ENTRE RÊVE ET RÉALITÉ

Publié le 1 Octobre 2021

 

Chantal regarde sa montre. 14:30 heures. Encore trois heures de travail, trois heures d’ennui. Et encore dix ans jusqu’à la retraite, pense-t-elle tout en se replongeant dans ses papiers, sur ses chiffres. Elle travaille pour une caisse de retraite. Sa vie professionnelle consiste à vérifier les trimestres, ceux travaillés, ceux de chômage retenus, ceux de maladie et de maternité. C’est mortel. Sa pensée s’évade, attirée par le ciel bleu qu’elle aperçoit à travers la vitre. Qu’est-ce que je serais bien à la plage, avec mes amies. Un grand soupir lui échappe. En même temps, un coin de son cerveau compare les dates, les chiffres. Ah, il y a une erreur ! Elle oublie la plage pour revérifier, se concentrer sur son travail. Effectivement, l’ordinateur n’a pas tenu compte d’un petit boulot de vacances d’une cliente ? Usagère ? Contribuable ? Citoyenne ? Future retraitée ? Salariée ? Assurée ? Bénéficiaire d’une retraite personnelle ? Elle se demande comment appeler les gens pour lesquels elle rattrape des erreurs, comme ici, et qui sont quand même, la plupart du temps, mécontents, désagréables, en colère, qui l’insultent, la menacent, cherchent à l’intimider, la prennent de haut, se plaignent d’elle auprès de son chef de service. Sans résultat, bien entendu. Un deuxième soupir sort des profondeurs de sa poitrine.

Elle a fini avec les trimestres, elle passe aux cotisations versées. Pas terrible. Elle aura une petite retraite, cette dame. Voilà, elle a déterminé le montant de sa retraite. Au moins elle ne sera pas imposable, pense Chantal.

La porte s’ouvre, la dame en question est là. Elle s’est habillée avec soin pour l’occasion. Elle se croit où ? Elle pense que ça change quelque chose ?

Chantal la fait s’asseoir, lui expose les chiffres, les trimestres, les cotisations, le montant de la retraite. La dame la regarde, incrédule.

  • Mais ce n’est pas possible, dit-elle. J’ai travaillé toute ma vie. Il doit y avoir une erreur.

  • Non, il n’y a pas d’erreur, répond Chantal, j’ai vérifié.

  • Mais on ne peut pas vivre avec ça, comment je vais faire ?

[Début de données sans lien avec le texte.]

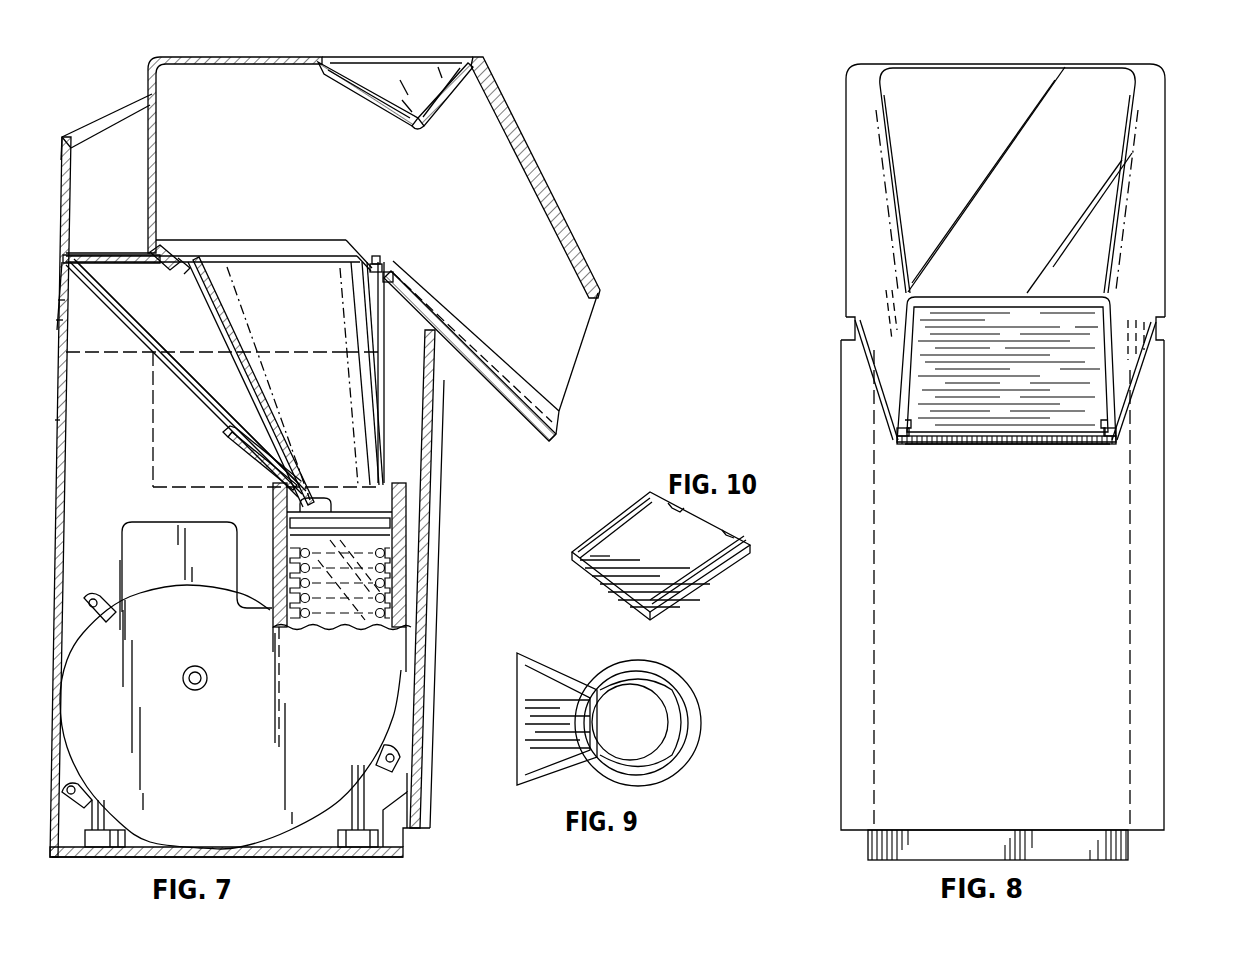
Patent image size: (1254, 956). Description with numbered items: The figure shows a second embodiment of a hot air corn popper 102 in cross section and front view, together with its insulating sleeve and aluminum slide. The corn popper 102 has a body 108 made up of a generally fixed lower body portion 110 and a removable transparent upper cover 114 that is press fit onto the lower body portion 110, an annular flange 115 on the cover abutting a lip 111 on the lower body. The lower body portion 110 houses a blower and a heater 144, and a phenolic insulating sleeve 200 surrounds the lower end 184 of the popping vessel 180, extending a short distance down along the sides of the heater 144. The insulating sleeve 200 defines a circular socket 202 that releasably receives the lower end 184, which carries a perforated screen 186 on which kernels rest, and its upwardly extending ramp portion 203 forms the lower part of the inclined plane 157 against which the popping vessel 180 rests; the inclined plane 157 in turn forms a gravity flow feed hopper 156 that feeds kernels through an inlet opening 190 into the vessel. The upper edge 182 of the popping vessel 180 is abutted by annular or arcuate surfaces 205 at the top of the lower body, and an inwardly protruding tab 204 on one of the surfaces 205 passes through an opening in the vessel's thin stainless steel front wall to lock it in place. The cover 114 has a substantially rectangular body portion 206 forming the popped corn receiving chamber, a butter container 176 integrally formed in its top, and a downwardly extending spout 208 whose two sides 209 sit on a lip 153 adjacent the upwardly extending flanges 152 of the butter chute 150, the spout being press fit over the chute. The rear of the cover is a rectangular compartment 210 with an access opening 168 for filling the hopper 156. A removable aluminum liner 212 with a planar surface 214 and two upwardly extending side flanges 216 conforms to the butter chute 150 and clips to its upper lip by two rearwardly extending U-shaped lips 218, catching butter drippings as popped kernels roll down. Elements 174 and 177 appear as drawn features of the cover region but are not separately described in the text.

In FIG. 7, the corn popper 102 is at (531, 120).
In FIG. 8, the corn popper 102 is at (1191, 126).
In FIG. 7, the body 108 is at (440, 436).
In FIG. 7, the lower body portion 110 is at (431, 560).
In FIG. 8, the lower body portion 110 is at (1166, 578).
In FIG. 7, the lip 111 is at (56, 312).
In FIG. 7, the upper cover 114 is at (306, 53).
In FIG. 8, the upper cover 114 is at (1026, 58).
In FIG. 7, the annular flange 115 is at (60, 278).
In FIG. 7, the heater 144 is at (385, 614).
In FIG. 7, the butter chute 150 is at (196, 646).
In FIG. 8, the butter chute 150 is at (985, 446).
In FIG. 8, the upwardly extending flanges 152 is at (905, 444).
In FIG. 8, the lip 153 is at (892, 445).
In FIG. 7, the gravity flow feed hopper 156 is at (150, 311).
In FIG. 7, the inclined plane 157 is at (205, 401).
In FIG. 7, the access opening 168 is at (104, 116).
In FIG. 7, the door panel 174 is at (562, 354).
In FIG. 7, the butter container 176 is at (432, 115).
In FIG. 7, the frame apex 177 is at (419, 130).
In FIG. 7, the popping vessel 180 is at (367, 337).
In FIG. 7, the upper edge 182 is at (188, 268).
In FIG. 7, the lower end 184 is at (375, 488).
In FIG. 7, the perforated screen 186 is at (298, 503).
In FIG. 7, the inlet opening 190 is at (298, 463).
In FIG. 7, the insulating sleeve 200 is at (278, 532).
In FIG. 9, the insulating sleeve 200 is at (699, 698).
In FIG. 7, the circular socket 202 is at (402, 508).
In FIG. 9, the circular socket 202 is at (625, 672).
In FIG. 7, the ramp portion 203 is at (244, 458).
In FIG. 7, the tab 204 is at (372, 258).
In FIG. 7, the annular or arcuate surfaces 205 is at (388, 280).
In FIG. 9, the annular or arcuate surfaces 205 is at (552, 748).
In FIG. 7, the rectangular body portion 206 is at (225, 61).
In FIG. 8, the rectangular body portion 206 is at (868, 64).
In FIG. 7, the spout 208 is at (554, 192).
In FIG. 8, the spout 208 is at (1085, 232).
In FIG. 7, the sides 209 is at (591, 320).
In FIG. 8, the sides 209 is at (915, 325).
In FIG. 7, the rectangular compartment 210 is at (63, 158).
In FIG. 7, the aluminum liner 212 is at (553, 432).
In FIG. 10, the aluminum liner 212 is at (698, 524).
In FIG. 8, the aluminum liner 212 is at (1021, 448).
In FIG. 10, the planar surface 214 is at (640, 562).
In FIG. 8, the planar surface 214 is at (1038, 406).
In FIG. 10, the side flanges 216 is at (630, 508).
In FIG. 7, the U-shaped lips 218 is at (383, 266).
In FIG. 10, the U-shaped lips 218 is at (680, 510).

Chantal a l’habitude, sa réponse est prête :

  • Mais vous avez aussi la retraite complémentaire, vous allez voir. Je vous conseille de vous en occuper dès maintenant.

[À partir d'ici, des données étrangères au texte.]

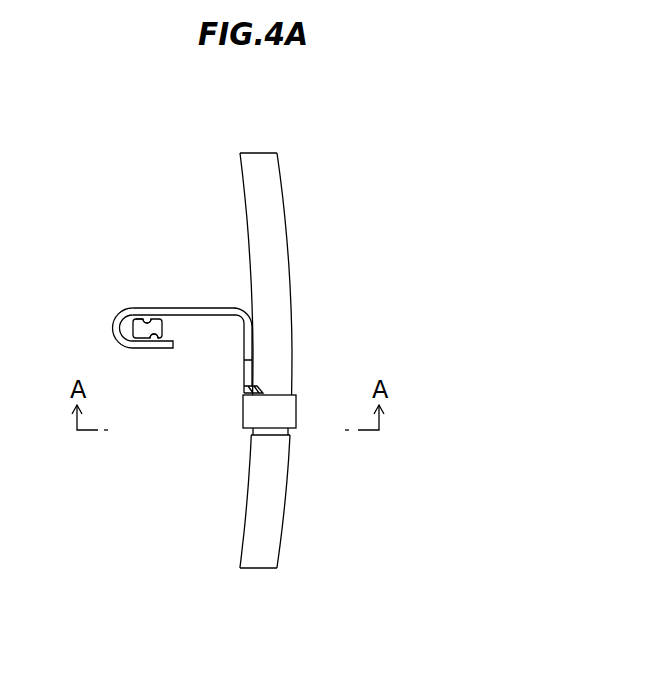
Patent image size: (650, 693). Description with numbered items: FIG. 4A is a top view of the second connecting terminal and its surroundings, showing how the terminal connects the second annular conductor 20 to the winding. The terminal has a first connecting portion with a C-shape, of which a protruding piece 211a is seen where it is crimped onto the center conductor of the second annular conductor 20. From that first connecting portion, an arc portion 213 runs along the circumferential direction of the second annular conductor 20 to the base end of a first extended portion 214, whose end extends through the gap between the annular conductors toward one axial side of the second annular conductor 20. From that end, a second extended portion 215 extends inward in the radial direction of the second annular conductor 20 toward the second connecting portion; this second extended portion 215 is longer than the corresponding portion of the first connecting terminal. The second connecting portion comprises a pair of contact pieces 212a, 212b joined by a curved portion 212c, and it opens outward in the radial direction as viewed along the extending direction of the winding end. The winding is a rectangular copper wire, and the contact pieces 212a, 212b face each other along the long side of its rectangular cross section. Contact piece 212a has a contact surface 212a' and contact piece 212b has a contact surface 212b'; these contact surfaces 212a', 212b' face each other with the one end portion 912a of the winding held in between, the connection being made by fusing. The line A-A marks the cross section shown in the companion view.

The second annular conductor 20 is at (280, 577).
The second extended portion 215 is at (190, 315).
The first extended portion 214 is at (248, 340).
The arc portion 213 is at (248, 375).
The protruding piece 211a is at (288, 413).
The curved portion 212c is at (114, 318).
The one end portion of the winding 912a is at (130, 333).
The contact piece 212a is at (152, 272).
The contact surface 212a' is at (103, 283).
The contact piece 212b is at (132, 375).
The contact surface 212b' is at (192, 362).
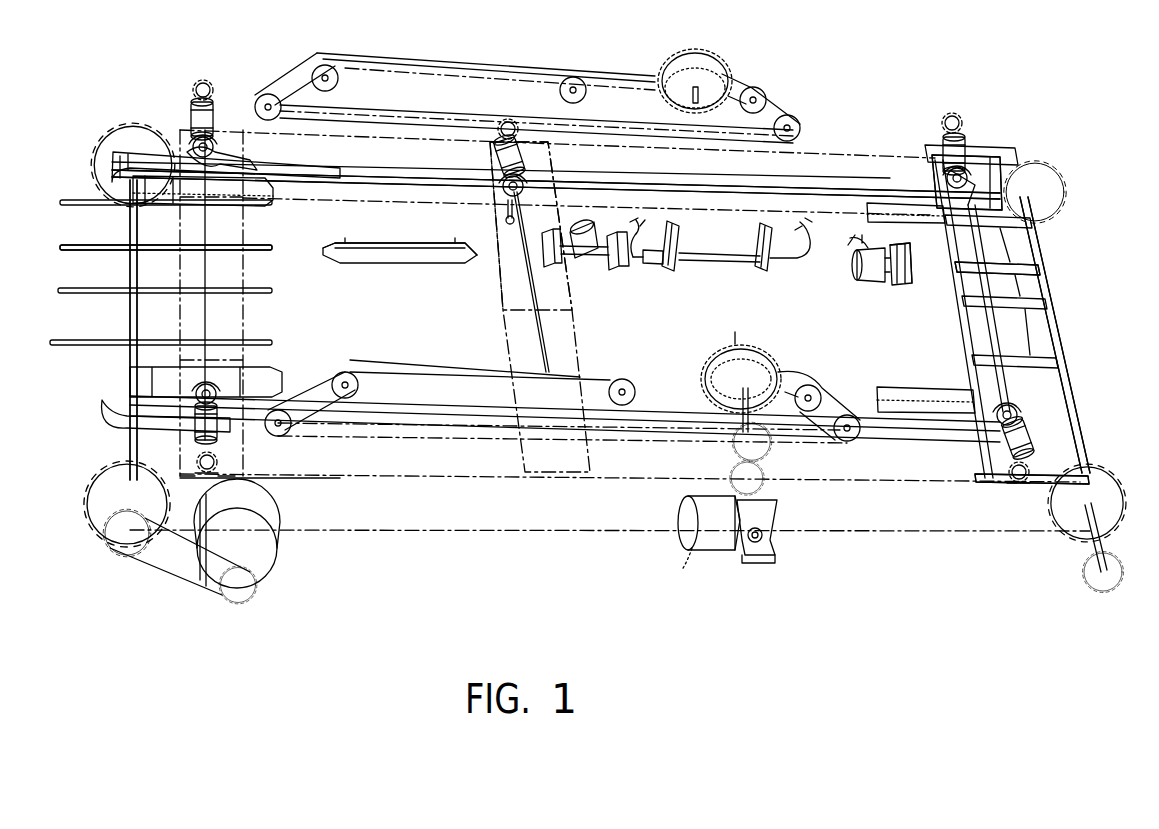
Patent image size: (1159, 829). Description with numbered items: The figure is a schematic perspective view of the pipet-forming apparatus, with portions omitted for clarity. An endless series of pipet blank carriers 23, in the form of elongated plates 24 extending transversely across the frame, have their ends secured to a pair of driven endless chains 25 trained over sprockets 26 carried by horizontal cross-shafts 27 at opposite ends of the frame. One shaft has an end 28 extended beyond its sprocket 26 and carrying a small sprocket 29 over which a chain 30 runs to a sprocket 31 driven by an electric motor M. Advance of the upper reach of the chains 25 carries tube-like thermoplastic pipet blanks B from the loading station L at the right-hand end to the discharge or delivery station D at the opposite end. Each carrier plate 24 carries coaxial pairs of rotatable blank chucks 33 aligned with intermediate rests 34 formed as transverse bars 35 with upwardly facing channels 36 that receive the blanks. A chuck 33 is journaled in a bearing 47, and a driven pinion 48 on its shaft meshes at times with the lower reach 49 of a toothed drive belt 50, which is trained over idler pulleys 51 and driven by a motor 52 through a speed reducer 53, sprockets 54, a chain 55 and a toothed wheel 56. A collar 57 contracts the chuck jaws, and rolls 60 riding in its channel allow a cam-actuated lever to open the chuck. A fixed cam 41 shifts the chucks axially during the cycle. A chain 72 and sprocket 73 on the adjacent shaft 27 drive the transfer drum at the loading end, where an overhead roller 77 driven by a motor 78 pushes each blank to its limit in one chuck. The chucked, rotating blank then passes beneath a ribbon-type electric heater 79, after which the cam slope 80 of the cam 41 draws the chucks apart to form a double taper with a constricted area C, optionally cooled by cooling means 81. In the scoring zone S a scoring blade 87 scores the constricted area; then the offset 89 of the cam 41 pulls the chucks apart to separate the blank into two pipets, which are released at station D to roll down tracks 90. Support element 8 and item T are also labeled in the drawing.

The support frame 8 is at (960, 330).
The pipet blank carriers 23 is at (262, 320).
The elongated plates 24 is at (1045, 486).
The driven endless chains 25 is at (255, 478).
The sprockets 26 is at (110, 142).
The horizontal cross-shafts 27 is at (128, 358).
The shaft end 28 is at (122, 518).
The small sprocket 29 is at (100, 552).
The chain 30 is at (150, 575).
The sprocket 31 is at (222, 597).
The rotatable blank chucks 33 is at (208, 142).
The intermediate rests 34 is at (1035, 226).
The transverse bars 35 is at (997, 262).
The upwardly facing channels 36 is at (1015, 275).
The fixed cam 41 is at (665, 190).
The bearing 47 is at (191, 122).
The driven pinion 48 is at (193, 90).
The lower reach 49 is at (385, 118).
The toothed drive belt 50 is at (406, 78).
The idler pulleys 51 is at (285, 436).
The motor 52 is at (690, 565).
The speed reducer 53 is at (765, 560).
The sprockets 54 is at (775, 470).
The chain 55 is at (730, 452).
The toothed wheel 56 is at (720, 90).
The collar 57 is at (195, 383).
The rolls 60 is at (955, 168).
The chain 72 is at (1105, 548).
The sprocket 73 is at (1108, 582).
The overhead roller 77 is at (900, 292).
The motor 78 is at (862, 282).
The ribbon-type electric heater 79 is at (698, 272).
The cam slope 80 is at (660, 188).
The cooling means 81 is at (585, 270).
The scoring blade 87 is at (402, 255).
The offset 89 is at (248, 152).
The tracks 90 is at (272, 248).
The discharge or delivery station D is at (117, 274).
The blank scoring zone S is at (421, 234).
The constricted area C is at (510, 245).
The pipet blanks B is at (520, 310).
The loading station L is at (973, 132).
The disc assembly T is at (912, 250).
The electric motor M is at (262, 545).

Elle aperçoit la lueur d’espoir dans les yeux de son interlocutrice et se sent misérable. C’est toujours ainsi qu’elle se débarrasse des gens déçus, désenchantés, désespérés. La dame ramasse ses papiers, se lève, part pleine d’optimisme. Chantal range son bureau, prend ses affaires, part pour l’endroit qui l’attend après ses journées de travail harassantes, un endroit où elle a l’habitude de se ressourcer, d’oublier la dure réalité, celle de son métier mais aussi celle des futurs retraités. C’est la librairie au coin de la rue. C’est son espace de liberté, c’est là où elle peut rêver plus loin.